Hair Cells - Airflow

• Two types of artificial hair cell sensors exist.
• Type 1 has a cantilever parallel to the substrate, detecting force components acting on front and back sides.
• Type 2 uses a thin wire on a cross-shaped beam with strain gauges for acceleration/velocity detection.

Hair Cells - Airflow

• Other type of cantilever sensor is perpendicular to the substrate.
• Early types are brittle silicon while their improvements are made with a robust polymer base.

Hair Cells - Waterflow

• Fish have superficial neuromasts that consist of support cells, mantle cells, and hair cells with cilia.
• The structures are adapted for sensing water flow.

Whiskers - Collision Detection

• Whiskers are sensitive for collision detection and finding food.
• This is used to simulate a similar system for robotic or biological inspired systems.
• The leverage effect helps to amplify weak touch signals.

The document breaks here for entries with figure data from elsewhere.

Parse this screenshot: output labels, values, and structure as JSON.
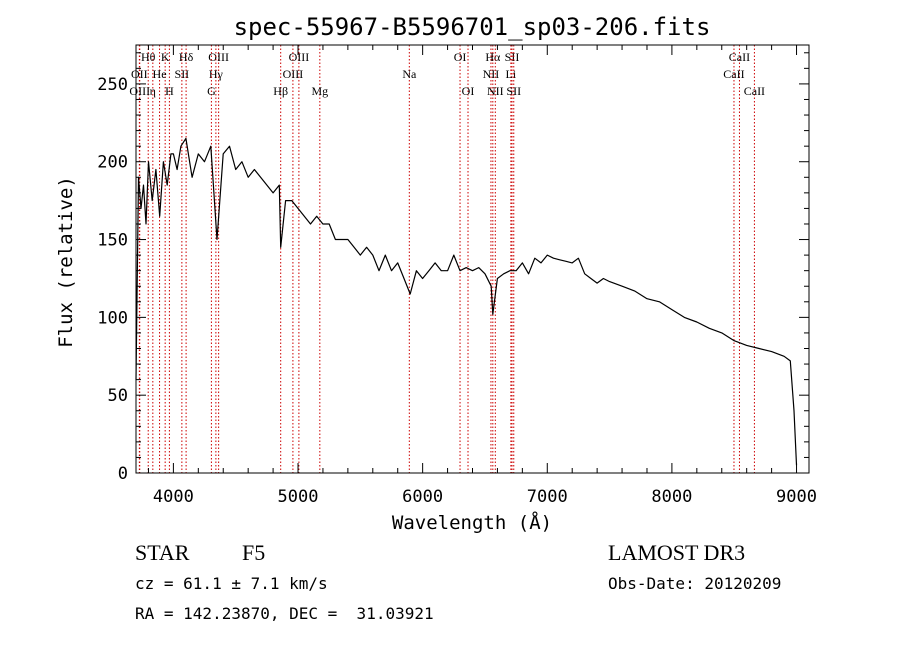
{
  "chart_data": {
    "type": "line",
    "title": "spec-55967-B5596701_sp03-206.fits",
    "xlabel": "Wavelength (Å)",
    "ylabel": "Flux (relative)",
    "xlim": [
      3700,
      9100
    ],
    "ylim": [
      0,
      275
    ],
    "x_ticks": [
      4000,
      5000,
      6000,
      7000,
      8000,
      9000
    ],
    "y_ticks": [
      0,
      50,
      100,
      150,
      200,
      250
    ],
    "grid": false,
    "series": [
      {
        "name": "flux",
        "x": [
          3700,
          3720,
          3740,
          3760,
          3780,
          3800,
          3830,
          3860,
          3890,
          3920,
          3950,
          3980,
          4000,
          4030,
          4060,
          4100,
          4150,
          4200,
          4250,
          4300,
          4350,
          4400,
          4450,
          4500,
          4550,
          4600,
          4650,
          4700,
          4750,
          4800,
          4850,
          4861,
          4900,
          4950,
          5000,
          5050,
          5100,
          5150,
          5200,
          5250,
          5300,
          5350,
          5400,
          5450,
          5500,
          5550,
          5600,
          5650,
          5700,
          5750,
          5800,
          5850,
          5900,
          5950,
          6000,
          6050,
          6100,
          6150,
          6200,
          6250,
          6300,
          6350,
          6400,
          6450,
          6500,
          6550,
          6563,
          6600,
          6650,
          6700,
          6750,
          6800,
          6850,
          6900,
          6950,
          7000,
          7050,
          7100,
          7150,
          7200,
          7250,
          7300,
          7350,
          7400,
          7450,
          7500,
          7600,
          7700,
          7800,
          7900,
          8000,
          8100,
          8200,
          8300,
          8400,
          8500,
          8600,
          8700,
          8800,
          8900,
          8950,
          8980,
          9000
        ],
        "y": [
          60,
          190,
          170,
          185,
          160,
          200,
          175,
          195,
          165,
          200,
          185,
          205,
          205,
          195,
          210,
          215,
          190,
          205,
          200,
          210,
          150,
          205,
          210,
          195,
          200,
          190,
          195,
          190,
          185,
          180,
          185,
          145,
          175,
          175,
          170,
          165,
          160,
          165,
          160,
          160,
          150,
          150,
          150,
          145,
          140,
          145,
          140,
          130,
          140,
          130,
          135,
          125,
          115,
          130,
          125,
          130,
          135,
          130,
          130,
          140,
          130,
          132,
          130,
          132,
          128,
          120,
          102,
          125,
          128,
          130,
          130,
          135,
          128,
          138,
          135,
          140,
          138,
          137,
          136,
          135,
          138,
          128,
          125,
          122,
          125,
          123,
          120,
          117,
          112,
          110,
          105,
          100,
          97,
          93,
          90,
          85,
          82,
          80,
          78,
          75,
          72,
          40,
          5
        ]
      }
    ],
    "lines": [
      {
        "label": "Hθ",
        "x": 3798,
        "row": 0
      },
      {
        "label": "OII",
        "x": 3727,
        "row": 1
      },
      {
        "label": "OIII",
        "x": 3730,
        "row": 2
      },
      {
        "label": "K",
        "x": 3934,
        "row": 0
      },
      {
        "label": "He",
        "x": 3889,
        "row": 1
      },
      {
        "label": "η",
        "x": 3835,
        "row": 2
      },
      {
        "label": "H",
        "x": 3968,
        "row": 2
      },
      {
        "label": "SII",
        "x": 4068,
        "row": 1
      },
      {
        "label": "Hδ",
        "x": 4102,
        "row": 0
      },
      {
        "label": "OIII",
        "x": 4363,
        "row": 0
      },
      {
        "label": "Hγ",
        "x": 4341,
        "row": 1
      },
      {
        "label": "G",
        "x": 4305,
        "row": 2
      },
      {
        "label": "Hβ",
        "x": 4861,
        "row": 2
      },
      {
        "label": "OIII",
        "x": 5007,
        "row": 0
      },
      {
        "label": "OIII",
        "x": 4959,
        "row": 1
      },
      {
        "label": "Mg",
        "x": 5175,
        "row": 2
      },
      {
        "label": "Na",
        "x": 5893,
        "row": 1
      },
      {
        "label": "OI",
        "x": 6300,
        "row": 0
      },
      {
        "label": "OI",
        "x": 6364,
        "row": 2
      },
      {
        "label": "Hα",
        "x": 6563,
        "row": 0
      },
      {
        "label": "NII",
        "x": 6548,
        "row": 1
      },
      {
        "label": "NII",
        "x": 6583,
        "row": 2
      },
      {
        "label": "SII",
        "x": 6717,
        "row": 0
      },
      {
        "label": "Li",
        "x": 6708,
        "row": 1
      },
      {
        "label": "SII",
        "x": 6731,
        "row": 2
      },
      {
        "label": "CaII",
        "x": 8542,
        "row": 0
      },
      {
        "label": "CaII",
        "x": 8498,
        "row": 1
      },
      {
        "label": "CaII",
        "x": 8662,
        "row": 2
      }
    ]
  },
  "info": {
    "object_class": "STAR",
    "subclass": "F5",
    "survey": "LAMOST DR3",
    "redshift": "cz = 61.1 ± 7.1 km/s",
    "obs_date": "Obs-Date: 20120209",
    "coords": "RA = 142.23870, DEC =  31.03921"
  },
  "colors": {
    "line": "#000000",
    "marker": "#cc0000",
    "axis": "#000000"
  }
}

Whiskers - Collision Detection

• The illustration shows the brain, sensing nerve, mechanoreceptors, and biomimetic structures of whiskers.
• These structures help in sensing objects/surroundings

Whiskers - Surface Recognition

• Electronic whisker sensors enable surface recognitions.
• The sensor measures the changes in charge based on the surface properties.
• These sensors are used in a mobile robot or similar platform..

Whiskers - Shape Recognition

• Techniques for recognizing shapes using whisker-inspired robots.
• A method using a permanent magnet, bending and protraction angles is illustrated.
• The method also involves an aluminium base, motor axis, distance, and rotational angle.

Summary - Questions

• Key questions on biomimicry, snake thermovision, IR camera applications, bat echolocation, insect defence, sonar, ultrasound imaging, hair cell mechanisms, biomimetic whisker functioning are asked.

References

• A list of scholarly articles and conference papers relevant to each topic can be found here.